Une couche mince (en anglais : thin film) est un revêtement dont l’épaisseur peut varier de quelques couches atomiques à une dizaine de micromètres. Ces revêtements modifient les propriétés du substrat sur lesquels ils sont déposés. Ils sont principalement utilisés :
- dans la fabrication de composants électroniques telles des cellules photovoltaïque en raison de leurs propriétés isolantes ou conductrices ;
- pour la protection d’objets afin d’améliorer les propriétés mécaniques, de résistance à l’usure, à la corrosion ou en servant de barrière thermique. Il s’agit, par exemple, du chromage ;
- pour modifier les propriétés optiques d’objets. En particulier, citons les revêtements décoratifs (exemple de la dorure) ou modifiant le pouvoir réflecteur de surfaces (verres anti-reflets ou miroirs).
Les couches minces étant des nano-objets dans une direction de l’espace, les propriétés physiques et chimiques des couches minces peuvent différer de celles des objets macroscopiques selon toutes leurs dimensions. Par exemple, un matériau isolant lorsqu’il est de dimensions macroscopiques peut devenir conducteur électrique sous forme de couche mince du fait de l’effet tunnel.
Historiquement, les premières couches minces ont été réalisées par voie humide grâce à une réaction chimique menant à la précipitation de précurseurs en solution sur un substrat. On peut citer dans ce cas la formation du miroir d’argent par la réduction d’ions Ag+ (par exemple solution de nitrate d’argent AgNO3) par des sucres.
Le LMA a depuis l’origine développé des recherches innovantes sur les matériaux en couches minces en lien avec des industriels, les militaires ou les grands projets scientifiques comme Virgo (détecteur d’ondes gravitationnelles) (voir article sur l’optique au coeur de Virgo). Ces projets extrêmement innovants a fortement motivé Laurent Pinard à rester au LMA alors que sa formation initiale d’ingénieur Opticien (Sup’Optique) ne l’y prédisposait pas et sur cette dynamique a soutenu une thèse de doctorat dans le domaine des couches minces en 1993.
La vidéo ci-dessous permet d’explorer l’ensemble du processus
de réalisation de ces miroirs aux caractéristiques uniques.
Son activité s’est naturellement centrée sur l’expérience Virgo et, plus particulièrement, sur les métrologies optiques nécessaires, souvent uniques, pour tester les performances des miroirs au LMA.
La métrologie, au même titre que la réalisation des dépôts, est une étape clé dans la réussite d’un composant optique impliquant sa mise en place sur le site même de production des couches minces.
Laurent Pinard a développé tous les outils nécessaires à la caractérisation des couches minces faibles pertes à 1064 nm sur des composants de grande taille (diamètre 350 mm, épaisseur 100 mm, poids 20 kg), compatibles avec l’environnement salle blanche de classe 1. Il a pris également une part importante dans le développement des matériaux faibles pertes.
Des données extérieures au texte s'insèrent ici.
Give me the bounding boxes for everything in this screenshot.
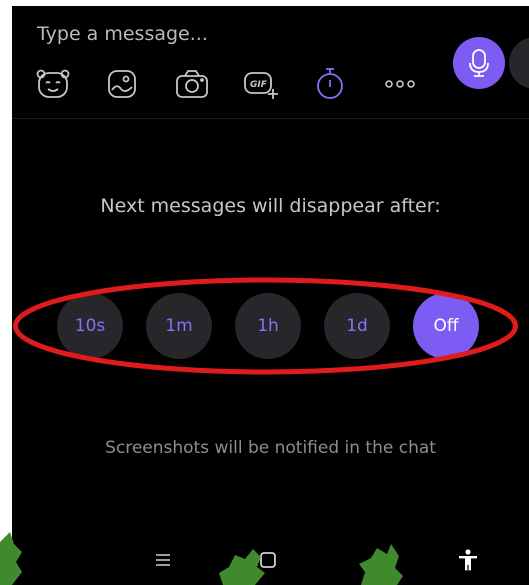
option-1d[interactable]: 1d [324, 293, 390, 359]
message-input[interactable]: Type a message... [37, 23, 208, 45]
camera-icon[interactable] [174, 66, 210, 102]
timer-icon[interactable] [312, 66, 348, 102]
option-10s[interactable]: 10s [57, 293, 123, 359]
green-blob-decoration [219, 549, 265, 585]
green-blob-decoration [359, 544, 403, 585]
svg-text:GIF: GIF [250, 80, 268, 90]
microphone-button[interactable] [453, 37, 505, 89]
menu-icon[interactable] [146, 545, 180, 575]
option-1m[interactable]: 1m [146, 293, 212, 359]
option-off[interactable]: Off [413, 293, 479, 359]
green-blob-decoration [0, 532, 22, 585]
accessibility-icon[interactable] [451, 545, 485, 575]
disappear-options: 10s 1m 1h 1d Off [12, 293, 529, 359]
disappear-heading: Next messages will disappear after: [100, 195, 441, 217]
option-1h[interactable]: 1h [235, 293, 301, 359]
partial-side-button[interactable] [509, 37, 529, 89]
screenshot-note: Screenshots will be notified in the chat [105, 438, 436, 458]
photo-icon[interactable] [104, 66, 140, 102]
more-icon[interactable] [382, 66, 418, 102]
microphone-icon [469, 49, 489, 77]
chat-screen: Type a message... GIF Next messages will… [12, 6, 529, 585]
message-composer: Type a message... GIF [12, 6, 529, 119]
sticker-face-icon[interactable] [35, 66, 71, 102]
gif-icon[interactable]: GIF [243, 66, 279, 102]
Ces travaux lui ont d’ailleurs permis d’obtenir le Prix du Jeune Chercheur de la Ville de Lyon en 1996.
Le LMA étant membre de la collaboration Virgo depuis l’origine du projet, son activité a continué à être centrée sur le développement de matériaux en couches minces répondant aux besoins des détecteurs d’ondes gravitationnelles. Il a participé activement à la mise en place de l’infrastructure nécessaire à Lyon : nouveau bâtiment abritant une salle blanche ISO3, nouveau bâti de dépôt IBS de très grande taille (le plus grand du monde), des bancs de métrologie.
Grace à tous ces équipements rendus opérationnels les miroirs de 1ère génération de Virgo ont ainsi été réalisés avec succès ce qui fut une première mondiale (voir photos des équipements ci-dessous au LMA).
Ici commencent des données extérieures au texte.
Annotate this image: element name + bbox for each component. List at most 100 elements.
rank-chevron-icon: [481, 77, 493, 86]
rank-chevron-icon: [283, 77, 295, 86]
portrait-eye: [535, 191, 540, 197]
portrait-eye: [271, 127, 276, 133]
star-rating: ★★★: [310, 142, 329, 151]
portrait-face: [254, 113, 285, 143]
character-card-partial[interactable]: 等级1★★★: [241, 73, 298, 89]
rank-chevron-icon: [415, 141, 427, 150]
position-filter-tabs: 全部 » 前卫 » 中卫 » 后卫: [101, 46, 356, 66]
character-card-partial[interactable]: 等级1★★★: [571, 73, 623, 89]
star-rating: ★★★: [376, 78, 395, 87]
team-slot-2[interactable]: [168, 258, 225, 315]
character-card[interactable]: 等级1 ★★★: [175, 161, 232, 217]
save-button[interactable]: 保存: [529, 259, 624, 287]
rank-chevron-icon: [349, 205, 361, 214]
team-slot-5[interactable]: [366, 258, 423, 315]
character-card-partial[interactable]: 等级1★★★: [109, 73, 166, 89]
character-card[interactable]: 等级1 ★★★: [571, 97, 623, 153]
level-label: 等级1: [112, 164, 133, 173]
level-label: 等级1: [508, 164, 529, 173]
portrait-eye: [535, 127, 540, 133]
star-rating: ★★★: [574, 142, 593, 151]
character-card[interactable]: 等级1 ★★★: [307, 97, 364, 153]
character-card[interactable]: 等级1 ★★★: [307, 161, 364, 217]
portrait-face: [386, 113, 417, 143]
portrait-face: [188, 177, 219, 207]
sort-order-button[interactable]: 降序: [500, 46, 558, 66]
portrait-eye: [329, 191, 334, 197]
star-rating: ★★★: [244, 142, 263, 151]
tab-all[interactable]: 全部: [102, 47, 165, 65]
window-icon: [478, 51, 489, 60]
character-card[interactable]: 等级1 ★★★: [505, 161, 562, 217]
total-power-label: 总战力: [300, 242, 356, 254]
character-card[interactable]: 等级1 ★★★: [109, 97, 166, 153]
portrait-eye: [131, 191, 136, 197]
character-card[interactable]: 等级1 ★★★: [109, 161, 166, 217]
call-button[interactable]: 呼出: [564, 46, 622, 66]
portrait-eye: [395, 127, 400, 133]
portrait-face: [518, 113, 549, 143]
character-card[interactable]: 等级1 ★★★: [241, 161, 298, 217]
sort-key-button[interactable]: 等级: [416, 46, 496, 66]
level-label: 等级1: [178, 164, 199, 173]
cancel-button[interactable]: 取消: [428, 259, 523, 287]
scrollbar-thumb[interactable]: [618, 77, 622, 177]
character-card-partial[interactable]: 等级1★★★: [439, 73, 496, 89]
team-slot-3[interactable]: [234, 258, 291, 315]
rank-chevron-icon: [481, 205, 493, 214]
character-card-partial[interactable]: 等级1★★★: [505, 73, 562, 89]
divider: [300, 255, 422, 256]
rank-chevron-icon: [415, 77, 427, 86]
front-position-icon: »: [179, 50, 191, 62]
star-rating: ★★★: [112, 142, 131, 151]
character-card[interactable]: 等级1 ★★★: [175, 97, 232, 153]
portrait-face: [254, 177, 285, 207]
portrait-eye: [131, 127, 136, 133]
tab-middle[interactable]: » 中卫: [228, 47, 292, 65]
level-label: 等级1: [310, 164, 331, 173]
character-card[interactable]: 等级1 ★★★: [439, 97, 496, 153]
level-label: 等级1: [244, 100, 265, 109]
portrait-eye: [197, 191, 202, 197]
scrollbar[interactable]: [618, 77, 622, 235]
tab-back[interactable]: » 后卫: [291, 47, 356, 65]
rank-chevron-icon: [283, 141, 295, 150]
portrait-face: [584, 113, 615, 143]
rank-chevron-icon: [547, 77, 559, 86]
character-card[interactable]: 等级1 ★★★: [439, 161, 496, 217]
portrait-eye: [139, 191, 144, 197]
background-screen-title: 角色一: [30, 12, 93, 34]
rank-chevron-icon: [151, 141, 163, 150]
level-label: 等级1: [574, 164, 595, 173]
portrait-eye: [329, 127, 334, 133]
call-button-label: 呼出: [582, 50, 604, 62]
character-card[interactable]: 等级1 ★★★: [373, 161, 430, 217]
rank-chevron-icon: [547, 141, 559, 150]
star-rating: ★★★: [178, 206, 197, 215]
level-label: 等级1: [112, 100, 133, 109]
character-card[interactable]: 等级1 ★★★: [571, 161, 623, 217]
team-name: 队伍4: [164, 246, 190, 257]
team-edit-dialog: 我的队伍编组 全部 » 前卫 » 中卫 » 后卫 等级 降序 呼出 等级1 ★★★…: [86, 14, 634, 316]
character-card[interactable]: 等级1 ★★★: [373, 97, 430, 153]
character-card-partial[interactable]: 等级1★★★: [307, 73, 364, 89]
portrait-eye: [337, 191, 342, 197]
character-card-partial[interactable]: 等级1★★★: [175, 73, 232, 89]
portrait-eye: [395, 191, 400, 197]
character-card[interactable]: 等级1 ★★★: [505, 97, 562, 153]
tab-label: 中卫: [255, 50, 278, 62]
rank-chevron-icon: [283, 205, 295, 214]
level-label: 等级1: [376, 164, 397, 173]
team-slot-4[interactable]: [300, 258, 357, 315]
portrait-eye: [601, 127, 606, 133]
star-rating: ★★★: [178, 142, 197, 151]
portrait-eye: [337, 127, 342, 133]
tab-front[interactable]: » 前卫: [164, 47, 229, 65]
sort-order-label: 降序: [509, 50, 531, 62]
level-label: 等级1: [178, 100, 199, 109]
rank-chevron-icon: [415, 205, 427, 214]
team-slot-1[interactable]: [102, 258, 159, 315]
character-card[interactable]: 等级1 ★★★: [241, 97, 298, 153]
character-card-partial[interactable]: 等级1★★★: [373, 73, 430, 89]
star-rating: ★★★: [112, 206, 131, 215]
Laurent Pinard a ensuite pris la responsabilité de manager du sous-système « Miroirs » dans le projet Advanced Virgo pendant 7 ans coordonnant au LMA le développement des miroirs de 2ème génération des interféromètres LIGO et Virgo, ces derniers ayant des spécifications jamais obtenues jusqu’ici, en particulier en termes de planéité. L’aboutissement de ce travail d’équipe débuté il y a plus de 20 ans fut la 1ère détection des ondes gravitationnelles en 2015 par les interféromètres américains LIGO mais également la détection conjointe LIGO-Virgo d’ondes gravitationnelle émises par la fusion de deux étoiles à neutrons en 2017. Ces résultats ont également permis aux fondateurs de LIGO d’obtenir le prix Nobel de Physique en 2017.
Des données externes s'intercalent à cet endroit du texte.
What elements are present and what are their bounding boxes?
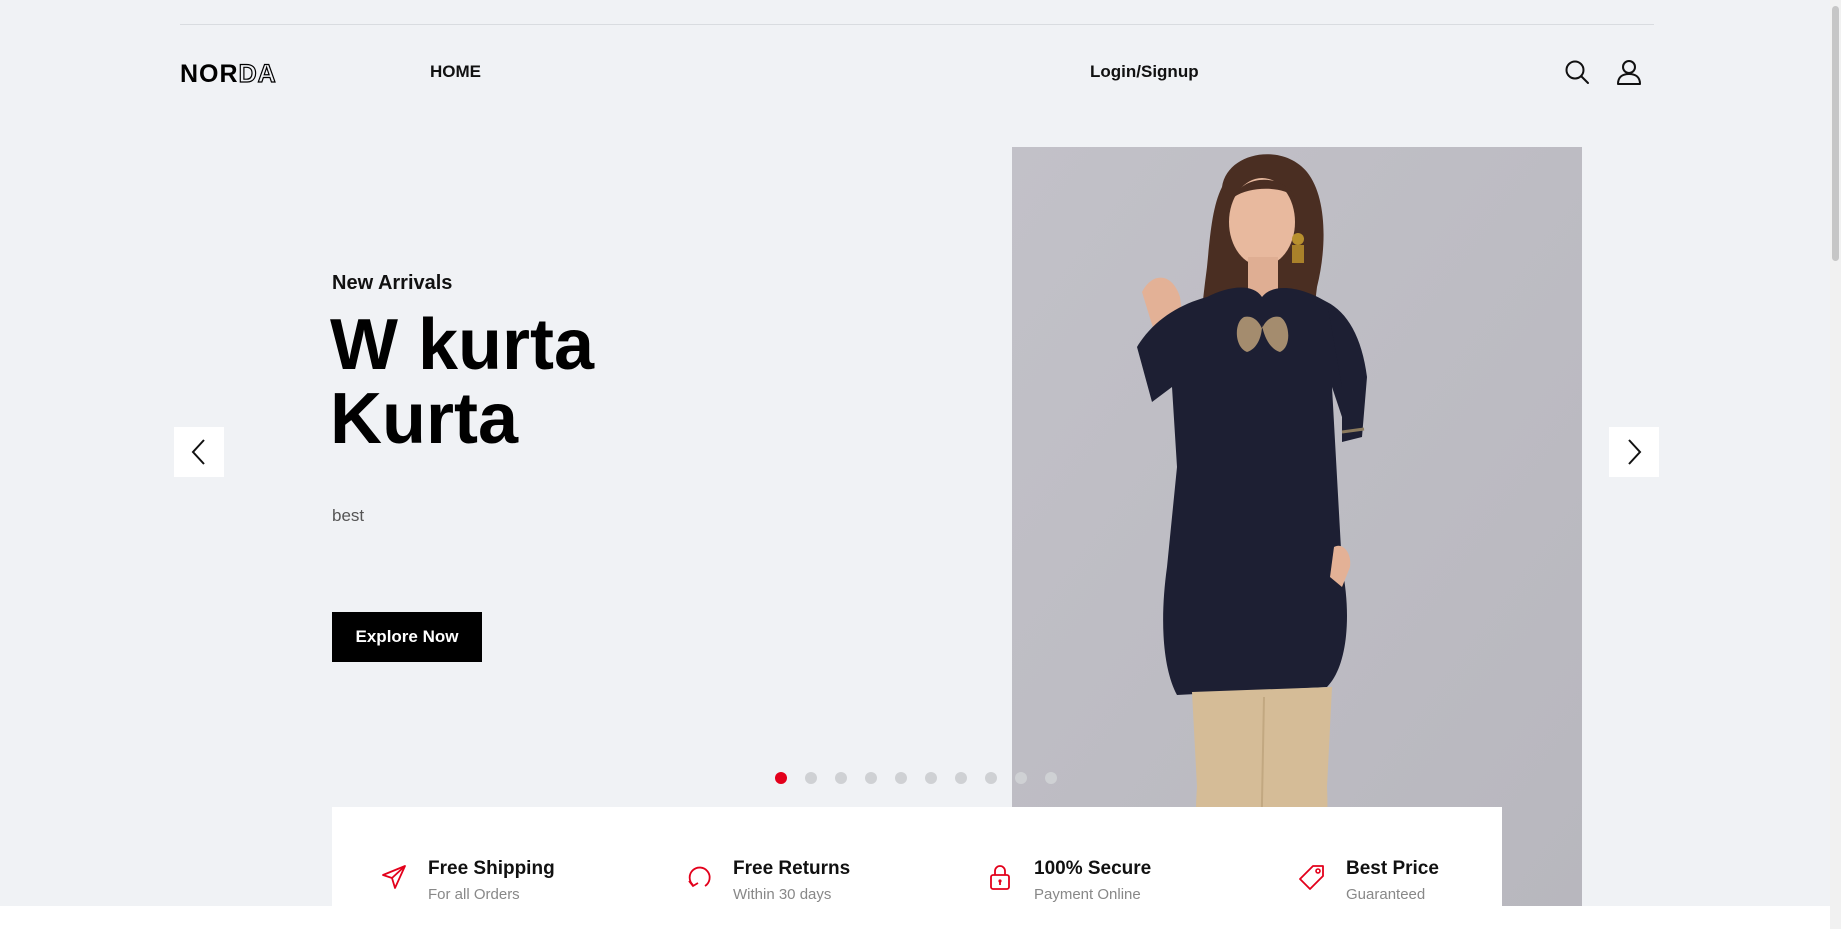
hero-title: W kurta Kurta [330, 308, 594, 456]
explore-now-button[interactable]: Explore Now [332, 612, 482, 662]
logo[interactable]: NORDA [180, 59, 277, 89]
logo-bold: NOR [180, 60, 239, 88]
nav-login-signup-link[interactable]: Login/Signup [1090, 62, 1199, 82]
header-divider [180, 24, 1654, 25]
hero-subtitle: New Arrivals [332, 272, 453, 294]
carousel-dot[interactable] [1015, 772, 1027, 784]
feature-title: Free Shipping [428, 858, 555, 879]
feature-subtitle: Payment Online [1034, 886, 1141, 903]
feature-title: 100% Secure [1034, 858, 1152, 879]
carousel-dot[interactable] [925, 772, 937, 784]
user-icon[interactable] [1615, 58, 1643, 86]
page-scrollbar[interactable] [1830, 0, 1841, 929]
carousel-prev-button[interactable] [174, 427, 224, 477]
carousel-dot[interactable] [955, 772, 967, 784]
scrollbar-thumb[interactable] [1832, 6, 1839, 261]
carousel-pagination [775, 772, 1057, 784]
carousel-dot[interactable] [775, 772, 787, 784]
hero-title-line-2: Kurta [330, 379, 519, 459]
carousel-dot[interactable] [985, 772, 997, 784]
send-icon [382, 865, 406, 889]
carousel-dot[interactable] [805, 772, 817, 784]
hero-description: best [332, 506, 365, 525]
carousel-dot[interactable] [835, 772, 847, 784]
chevron-right-icon [1628, 439, 1642, 465]
page: NORDA HOME Login/Signup New Arrivals W k… [0, 0, 1830, 906]
feature-title: Free Returns [733, 858, 851, 879]
hero-product-image [1012, 147, 1582, 906]
carousel-next-button[interactable] [1609, 427, 1659, 477]
nav-home-link[interactable]: HOME [430, 62, 481, 82]
carousel-dot[interactable] [865, 772, 877, 784]
hero-title-line-1: W kurta [330, 305, 595, 385]
carousel-dot[interactable] [1045, 772, 1057, 784]
carousel-dot[interactable] [895, 772, 907, 784]
feature-title: Best Price [1346, 858, 1439, 879]
search-icon[interactable] [1563, 58, 1591, 86]
feature-subtitle: Guaranteed [1346, 886, 1426, 903]
features-bar: Free Shipping For all Orders Free Return… [332, 807, 1502, 906]
feature-subtitle: For all Orders [428, 886, 520, 903]
feature-subtitle: Within 30 days [733, 886, 832, 903]
logo-outline: DA [238, 59, 277, 88]
chevron-left-icon [191, 439, 205, 465]
refresh-icon [688, 866, 711, 888]
tag-icon [1299, 865, 1324, 890]
lock-icon [990, 865, 1010, 890]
Mais cette recherche innovante appliquée à des grandes optiques a trouvé un autre champ d’application dans le domaine des télescopes terrestres. Laurent Pinard a mis en place une collaboration entre l’industriel américain ZYGO et l’institut allemand Kiepenheuer Institute for Solar Physics (KIS) (Voir article le LMA à l’honneur) pour développer des étalons Fabry-Perot de grandes dimensions (diamètre 35 cm) aux performances jamais atteintes au niveau planéité pour l’expérience VTF (Visible Tunable Filter) sur le télescope DKIST à Hawaï. Le 1er étalon a été réalisé avec succès : c’est le plus grand interféromètre Fabry-Pérot du monde.